Founded on the philosophy of innovation through collaboration, Fender Katsalidis has evolved from a Melbourne-centric architectural practice, to a highly awarded, multi-disciplinary international design firm whose work now influences built environment thinking across the globe. However, some of the architects’ best work lies closer to home. See 7 versatile projects from Fender Katsalidis made for Australia’s cities and scapes:
It is a residential tower unlike any other in Australia. Inspired in part by the Commonwealth Star on the national flag, its slender, highly sculptural form is highlighted by a golden starburst expression, which morphs into a curvaceous profile against the sky.
To the north of Hobart, on the banks of Tasmania’s Derwent River, Moorilla Estate vineyards has been synonymous with the arts, music, and architecture since the 1950s—a cultural association broadened and strengthened over the last decade to include a restaurant, micro-brewery and on-site lodging in the form of four pavilions.
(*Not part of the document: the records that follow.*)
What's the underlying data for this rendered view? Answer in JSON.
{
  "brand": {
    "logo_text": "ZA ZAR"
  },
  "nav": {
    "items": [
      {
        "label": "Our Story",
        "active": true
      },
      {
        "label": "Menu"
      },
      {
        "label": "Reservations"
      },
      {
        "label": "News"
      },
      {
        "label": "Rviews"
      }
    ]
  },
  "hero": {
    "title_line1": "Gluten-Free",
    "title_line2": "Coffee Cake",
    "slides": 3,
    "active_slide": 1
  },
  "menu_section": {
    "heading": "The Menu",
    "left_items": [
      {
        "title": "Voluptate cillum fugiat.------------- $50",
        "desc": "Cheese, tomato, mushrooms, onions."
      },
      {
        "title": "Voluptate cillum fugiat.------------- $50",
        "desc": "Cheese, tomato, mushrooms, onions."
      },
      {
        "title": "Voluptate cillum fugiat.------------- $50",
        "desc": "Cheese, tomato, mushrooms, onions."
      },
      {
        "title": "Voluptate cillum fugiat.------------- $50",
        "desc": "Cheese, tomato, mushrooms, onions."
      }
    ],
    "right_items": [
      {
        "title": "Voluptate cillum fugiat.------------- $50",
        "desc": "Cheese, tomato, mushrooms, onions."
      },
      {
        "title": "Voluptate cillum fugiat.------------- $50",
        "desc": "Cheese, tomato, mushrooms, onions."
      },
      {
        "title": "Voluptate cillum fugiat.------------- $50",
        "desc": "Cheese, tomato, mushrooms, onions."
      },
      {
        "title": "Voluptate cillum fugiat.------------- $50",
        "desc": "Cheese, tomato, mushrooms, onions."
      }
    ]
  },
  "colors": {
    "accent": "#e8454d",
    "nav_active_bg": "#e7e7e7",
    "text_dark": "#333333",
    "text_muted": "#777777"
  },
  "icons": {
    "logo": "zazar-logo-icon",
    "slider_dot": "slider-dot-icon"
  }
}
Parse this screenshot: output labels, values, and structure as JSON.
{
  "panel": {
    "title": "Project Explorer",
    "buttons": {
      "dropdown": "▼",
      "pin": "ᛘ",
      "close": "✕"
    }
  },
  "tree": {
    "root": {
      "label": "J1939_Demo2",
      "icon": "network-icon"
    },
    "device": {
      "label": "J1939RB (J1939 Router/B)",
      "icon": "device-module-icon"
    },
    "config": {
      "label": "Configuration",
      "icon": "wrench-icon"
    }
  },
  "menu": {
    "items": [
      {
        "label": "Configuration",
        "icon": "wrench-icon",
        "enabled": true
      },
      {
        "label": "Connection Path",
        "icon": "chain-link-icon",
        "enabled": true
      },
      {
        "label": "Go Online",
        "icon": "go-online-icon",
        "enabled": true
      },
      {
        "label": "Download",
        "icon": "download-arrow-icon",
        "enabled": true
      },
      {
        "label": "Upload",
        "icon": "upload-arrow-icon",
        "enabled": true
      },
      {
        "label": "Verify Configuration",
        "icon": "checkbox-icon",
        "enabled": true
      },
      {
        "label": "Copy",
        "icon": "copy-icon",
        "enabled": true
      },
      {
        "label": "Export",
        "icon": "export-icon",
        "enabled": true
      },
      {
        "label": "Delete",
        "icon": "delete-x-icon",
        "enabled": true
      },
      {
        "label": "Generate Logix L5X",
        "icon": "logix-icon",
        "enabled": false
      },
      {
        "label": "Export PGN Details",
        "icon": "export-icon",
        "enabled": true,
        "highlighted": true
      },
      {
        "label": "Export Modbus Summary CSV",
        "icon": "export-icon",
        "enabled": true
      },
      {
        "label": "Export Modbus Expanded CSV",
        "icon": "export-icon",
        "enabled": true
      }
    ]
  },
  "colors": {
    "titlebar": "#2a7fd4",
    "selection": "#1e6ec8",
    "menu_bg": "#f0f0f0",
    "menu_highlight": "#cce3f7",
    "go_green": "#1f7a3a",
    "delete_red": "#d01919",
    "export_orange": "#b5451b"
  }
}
True to the prevailing unorthodoxy of MONA, these new structures were designed not just in counterpoint to the existing pavilions, but also in contradiction to the concept of privacy that traditionally informs accommodation of this type.
Briefed by the client, The Museum of Old and New Art, to be a functional receptacle, not architectural spectacle, MONA is carved into a peninsula outside the city of Hobart, where the bold geometry of its waffle concrete and Corten steel container is weathering gently into the landscape.
Situated amongst wider and bulkier buildings, Phoenix creates a juxtaposition that sets it apart as a unique and singular object against the urban skyline of Melbourne. Its verticality engages in dialogue with its surrounding context whilst distinguishing itself as an elegantly proportioned, sculptural tower—an effect heightened by the integration of a highly recognisable ribbon graphic, designed in collaboration with Garry Emery.
A modernist interpretation of the traditional country house, this private ‘weekender’ mediates between the pristine waters of Tasmania’s Marion Bay to its east, and unspoilt native bushland to its west. Deeply embedded into its coastal setting, the structure is announced landward by a sliver of rocky berm. Amphitheatric in plan, the interface touches the landscape gently, while creating a dramatic arrival experience that continues through an ornamental garden and on to the building’s interior.
Befitting its heritage-protected garden setting and elite resident amenity, this multi-residential development makes a significant contribution both to the streetscape of Melbourne’s premier tree-lined boulevard, and its ongoing re-imagining as the city’s premier residential locale.
ST ANDREWS BEACH HOUSE
Situated just 100 metres from the water’s edge, this modernist coastal retreat responds to the specificity of its aggressive environs with a mix of purpose and playfulness. A seemingly simple but profoundly sculptural abstraction of vernacular materials and forms, its asymmetric marriage of cubic volumes stands in powerful and protective defiance to the elements, yet sits with unerring sympathy amidst the fragility of its native beach surrounds.